Sign-In to the Lottery: Reparameterizing Sparse Training From Scratch
Advait Gadhikar, Tom Jacobs, Chao Zhou, Rebekka Burkholz
TL;DR
The paper addresses the challenge of training sparse neural networks from scratch (PaI) and identifies parameter signs as a key missing piece compared to dense-to-sparse methods. It introduces Sign-In, a reparameterization $\theta \mapsto m \odot w$ with an inner scaling that provably induces sign flips and promotes sign alignment, yielding improved PaI performance across masks and architectures. The authors provide both theoretical (Riemannian gradient flow) and empirical support, including a no-replacement impossibility result for replacing overparameterization and strong results on sign recovery in simple settings. While Sign-In enhances PaI and is orthogonal to dense pretraining, it does not fully bridge the gap to dense-to-sparse training, underscoring the ongoing challenge of training sparse networks from scratch. Overall, sign alignment emerges as a sufficient condition for sparse trainability, and Sign-In offers a practical mechanism to realize it with modest overhead and broad applicability.
Abstract
The performance gap between training sparse neural networks from scratch (PaI) and dense-to-sparse training presents a major roadblock for efficient deep learning.
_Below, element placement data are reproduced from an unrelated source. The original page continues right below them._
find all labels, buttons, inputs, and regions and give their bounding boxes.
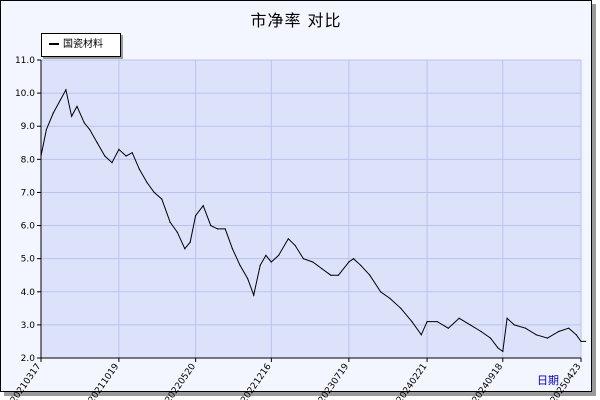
y-tick-label: 11.0 — [15, 56, 35, 66]
data-point — [259, 264, 261, 266]
data-point — [426, 320, 428, 323]
data-point — [131, 152, 133, 154]
x-tick-label: 20210317 — [9, 362, 43, 400]
data-point — [400, 307, 402, 309]
data-point — [302, 258, 305, 260]
data-point — [59, 99, 62, 101]
data-point — [246, 277, 249, 280]
data-point — [104, 155, 106, 157]
y-tick-label: 5.0 — [21, 255, 36, 265]
legend-line-swatch — [49, 43, 59, 45]
data-point — [253, 294, 255, 296]
data-point — [195, 215, 197, 217]
data-point — [580, 340, 582, 343]
data-point — [71, 115, 73, 117]
y-tick-label: 6.0 — [21, 222, 36, 232]
data-point — [447, 327, 449, 329]
data-point — [524, 327, 527, 329]
data-point — [111, 162, 113, 164]
data-point — [502, 350, 504, 352]
data-point — [138, 168, 141, 170]
data-point — [277, 254, 280, 256]
data-point — [337, 274, 339, 276]
data-point — [217, 228, 219, 230]
data-point — [153, 191, 155, 194]
x-tick-label: 20220520 — [164, 362, 199, 400]
data-point — [546, 337, 549, 339]
data-point — [146, 181, 148, 184]
data-point — [321, 268, 323, 270]
data-point — [202, 205, 204, 207]
data-point — [210, 224, 212, 227]
data-point — [497, 347, 499, 349]
data-point — [489, 337, 492, 339]
x-axis-label: 日期 — [537, 374, 559, 387]
chart-legend: 国瓷材料 — [41, 33, 121, 57]
data-point — [224, 228, 226, 230]
data-point — [270, 261, 272, 263]
y-tick-label: 3.0 — [21, 321, 36, 331]
data-point — [469, 324, 471, 326]
data-point — [379, 291, 382, 293]
data-point — [125, 155, 127, 157]
data-point — [76, 105, 78, 107]
data-point — [436, 320, 438, 323]
data-point — [506, 317, 508, 319]
data-point — [65, 89, 67, 91]
y-tick-label: 10.0 — [15, 89, 35, 99]
data-point — [40, 155, 42, 157]
x-tick-label: 20240221 — [395, 362, 429, 400]
data-point — [389, 297, 391, 299]
y-tick-label: 2.0 — [21, 354, 36, 364]
x-tick-label: 20211019 — [87, 362, 122, 400]
y-tick-label: 8.0 — [21, 155, 36, 165]
data-point — [189, 241, 191, 243]
y-tick-label: 4.0 — [21, 288, 36, 298]
data-point — [169, 221, 171, 223]
legend-label: 国瓷材料 — [63, 39, 103, 50]
data-point — [96, 142, 98, 144]
data-point — [369, 274, 371, 276]
data-point — [294, 244, 296, 247]
data-point — [89, 128, 91, 131]
x-tick-label: 20230719 — [317, 362, 352, 400]
data-point — [420, 334, 422, 336]
data-point — [352, 258, 355, 260]
y-tick-label: 9.0 — [21, 122, 36, 132]
x-tick-label: 20240918 — [471, 362, 506, 400]
data-point — [558, 330, 560, 333]
x-tick-label: 20250423 — [549, 362, 583, 400]
data-point — [239, 264, 241, 266]
data-point — [231, 248, 234, 250]
data-point — [480, 330, 482, 333]
data-point — [83, 122, 85, 124]
data-point — [513, 324, 515, 326]
data-point — [575, 334, 577, 336]
data-point — [118, 148, 120, 150]
data-point — [45, 128, 48, 131]
data-point — [161, 198, 163, 200]
data-point — [584, 340, 586, 343]
x-tick-label: 20221216 — [239, 362, 274, 400]
data-point — [265, 254, 267, 256]
data-point — [411, 320, 413, 323]
data-point — [312, 261, 314, 263]
data-point — [176, 231, 178, 233]
chart-title: 市净率 对比 — [250, 11, 342, 30]
plot-area — [41, 60, 581, 358]
data-point — [568, 327, 570, 329]
data-point — [535, 334, 537, 336]
data-point — [330, 274, 332, 276]
data-point — [52, 112, 54, 114]
data-point — [184, 248, 186, 250]
data-point — [287, 238, 289, 240]
y-tick-label: 7.0 — [21, 188, 36, 198]
data-point — [458, 317, 460, 319]
data-point — [360, 264, 362, 266]
data-point — [348, 261, 350, 263]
According to the Lottery Ticket Hypothesis, PaI hinges on finding a problem specific parameter initialization. As we show, to this end, determining correct parameter signs is sufficient. Yet, they remain elusive to PaI. To address this issue, we propose Sign-In, which employs a dynamic reparameterization that provably induces sign flips. Such sign flips are complementary to the ones that dense-to-sparse training can accomplish, rendering Sign-In as an orthogonal method. While our experiments and theory suggest performance improvements of PaI, they also carve out the main open challenge to close the gap between PaI and dense-to-sparse training.